UFES/HUCAM - Hospital Universitário Cassiano Antônio Moraes - Vitória (ES) — Prova 2020
Mulher com história de trombose venosa profunda, tratada há mais de 05 anos com Enoxaparina*, sem necessidade de trombectomia, não deseja gestar. Qual desses métodos contraceptivos é o mais indicado para a paciente?
História de TVP → contraindicação a contraceptivos hormonais combinados → progestágenos isolados são seguros.
Pacientes com histórico de trombose venosa profunda (TVP) apresentam alto risco de eventos tromboembólicos com o uso de contraceptivos hormonais combinados (CHC), devido ao componente estrogênico. Métodos que contêm apenas progestágenos, como o injetável trimestral, não aumentam esse risco e são a escolha mais segura.

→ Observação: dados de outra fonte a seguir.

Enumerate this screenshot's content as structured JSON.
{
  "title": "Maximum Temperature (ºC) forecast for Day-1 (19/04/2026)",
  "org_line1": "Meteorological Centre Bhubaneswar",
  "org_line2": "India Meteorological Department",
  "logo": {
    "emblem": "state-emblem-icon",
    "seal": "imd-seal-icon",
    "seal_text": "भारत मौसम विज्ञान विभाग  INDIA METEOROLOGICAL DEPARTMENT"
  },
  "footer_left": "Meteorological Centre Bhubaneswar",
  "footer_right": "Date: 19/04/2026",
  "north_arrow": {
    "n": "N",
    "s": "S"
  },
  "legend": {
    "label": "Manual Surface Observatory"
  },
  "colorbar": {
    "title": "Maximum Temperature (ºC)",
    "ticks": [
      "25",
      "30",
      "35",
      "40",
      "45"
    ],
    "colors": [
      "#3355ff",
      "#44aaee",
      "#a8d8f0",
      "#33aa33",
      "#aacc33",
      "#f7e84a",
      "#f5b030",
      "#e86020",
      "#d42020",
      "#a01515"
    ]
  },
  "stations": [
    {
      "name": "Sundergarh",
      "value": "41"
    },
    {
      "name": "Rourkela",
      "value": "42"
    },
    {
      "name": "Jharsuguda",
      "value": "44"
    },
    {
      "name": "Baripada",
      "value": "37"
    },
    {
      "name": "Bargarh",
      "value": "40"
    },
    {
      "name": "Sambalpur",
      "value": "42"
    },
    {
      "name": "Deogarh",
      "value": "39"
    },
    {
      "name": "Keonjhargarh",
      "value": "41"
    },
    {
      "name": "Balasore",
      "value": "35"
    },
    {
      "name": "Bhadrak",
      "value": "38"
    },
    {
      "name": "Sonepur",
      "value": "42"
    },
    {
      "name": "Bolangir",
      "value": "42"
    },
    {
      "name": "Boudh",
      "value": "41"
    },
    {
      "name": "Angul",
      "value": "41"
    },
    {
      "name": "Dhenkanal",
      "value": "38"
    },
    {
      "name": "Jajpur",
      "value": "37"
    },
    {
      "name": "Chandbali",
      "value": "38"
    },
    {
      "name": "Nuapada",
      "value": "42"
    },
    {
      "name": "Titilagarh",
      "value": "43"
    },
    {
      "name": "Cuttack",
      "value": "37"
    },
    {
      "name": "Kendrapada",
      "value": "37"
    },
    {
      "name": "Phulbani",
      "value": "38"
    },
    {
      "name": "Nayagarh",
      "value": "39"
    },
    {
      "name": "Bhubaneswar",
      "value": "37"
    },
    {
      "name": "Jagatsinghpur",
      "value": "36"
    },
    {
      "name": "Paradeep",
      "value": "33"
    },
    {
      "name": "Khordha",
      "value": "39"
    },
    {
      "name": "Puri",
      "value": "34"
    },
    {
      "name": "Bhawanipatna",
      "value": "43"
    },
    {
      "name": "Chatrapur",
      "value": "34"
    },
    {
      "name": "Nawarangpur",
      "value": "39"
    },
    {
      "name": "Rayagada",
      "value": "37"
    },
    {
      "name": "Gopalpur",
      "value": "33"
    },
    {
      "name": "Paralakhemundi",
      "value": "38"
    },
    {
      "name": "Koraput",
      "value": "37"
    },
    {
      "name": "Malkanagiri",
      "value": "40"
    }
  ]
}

A escolha do método contraceptivo em pacientes com histórico de trombose venosa profunda (TVP) é um ponto crítico na prática ginecológica, exigindo conhecimento aprofundado sobre os riscos e benefícios de cada opção. A TVP prévia, mesmo que tratada e sem sequelas aparentes, confere um risco aumentado para novos eventos tromboembólicos, especialmente quando associada a fatores de risco adicionais. A compreensão das contraindicações dos contraceptivos hormonais combinados (CHC) é fundamental para a segurança da paciente. Os contraceptivos hormonais combinados, que contêm estrogênio e progestágeno, aumentam o risco de trombose devido ao efeito do estrogênio na cascata de coagulação, elevando os níveis de fatores de coagulação e diminuindo os de anticoagulantes naturais. Por essa razão, são formalmente contraindicados em pacientes com histórico de TVP ou outros eventos tromboembólicos. Em contraste, os métodos contraceptivos que contêm apenas progestágeno (pílulas de progestágeno isolado, injetáveis trimestrais, implantes e DIU hormonal) não demonstraram aumentar o risco de trombose e são considerados seguros para essas pacientes. A decisão deve ser individualizada, considerando o histórico completo da paciente, comorbidades e preferências. O injetável trimestral de progesterona é uma excelente opção, oferecendo alta eficácia e segurança para pacientes com risco trombótico. É crucial orientar a paciente sobre as opções disponíveis, seus mecanismos de ação e os riscos associados, garantindo uma escolha informada e segura.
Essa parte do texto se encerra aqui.